The physicians in our study often changed their decisions after learning of patient preferences, in 39, 56, and 57 % of cases for NIV, IMV, and RRT (after IMV), respectively. The change usually consisted in deciding not to use an LST that the patient did not want to receive, particularly for the more invasive LSTs (IMV and RRT after IMV), whose use is associated with greater prognostic uncertainty. For NIV, in contrast, which is used in less severe illnesses, the physicians attached limited importance to patient preferences. Unfortunately, knowledge of patient preferences is rarely available at ICU admission in emergencies, and few individuals in France have advance directives, which have not been promoted by healthcare authorities. Achieving the best balance in patient care that takes into account the evidence, recommendations, and patient preferences [33] is a difficult task that requires communication skills and specific training. The applicability of our findings varies with the decision-making process used in each country. The FAMIREA research group in France has reported that 91 % of ICU physicians support family participation but rarely involve families [34], that 50 % of families are unwilling to share in medical decisions [34], and that post-traumatic stress symptoms are more common in families having participated in end-of-life decisions [35]. Our results may not apply to countries such as the US where a high level of patient autonomy is the rule.

Our study has several limitations. First, decisions made by physicians in a simulation study may differ from those made in everyday practice. However, the validity of our study design is supported by the finding that pre-admission factors substantially influence elderly patient triage to ICU admission [2, 5, 20]. Second, the patient sample is small and may not be representative of the overall elderly population in France. Third, the ICU physician sample was small and the 45 % participation rate may have introduced selection bias. However, the response rate among physicians who agreed to participate was 100 %, probably thanks to the use of vignettes describing real patients, the limited time needed to participate via the website, and the e-mails or personal phone calls used to support participation. Nevertheless, even in this small sample we found significant variability. Fourth, patient preferences were collected during a single interview. Patient preferences regarding healthcare can change over time. However, the method used to collect patient preferences for advance directives is similar to that used in our study.

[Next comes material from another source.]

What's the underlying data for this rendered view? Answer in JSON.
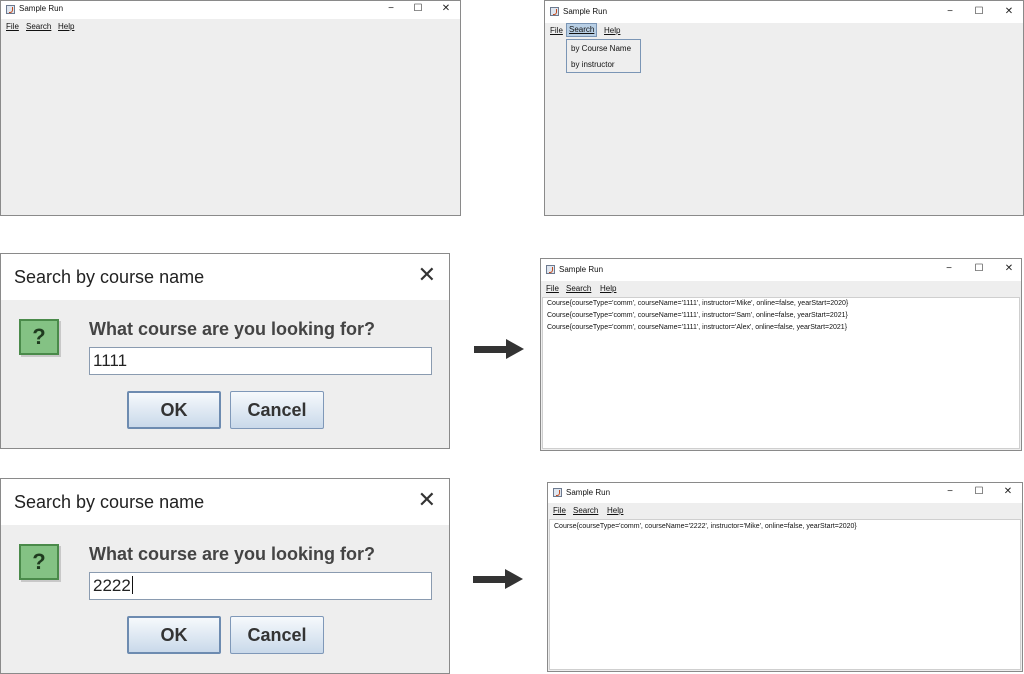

In conclusion, decisions about ICU admission of elderly patients for LSTs varied widely across ICU physicians. Knowledge of patient preferences led the ICU physicians to change their decision in 39–57 % of cases in order to comply with patient wishes. The change was usually a switch from using to not using the LST. Patient preferences had the largest effect on decisions. Older age and limited bed availability were strongly associated with refusing ICU admission. Our study findings indicate a need for discussing advance directives with patients aged ≥80.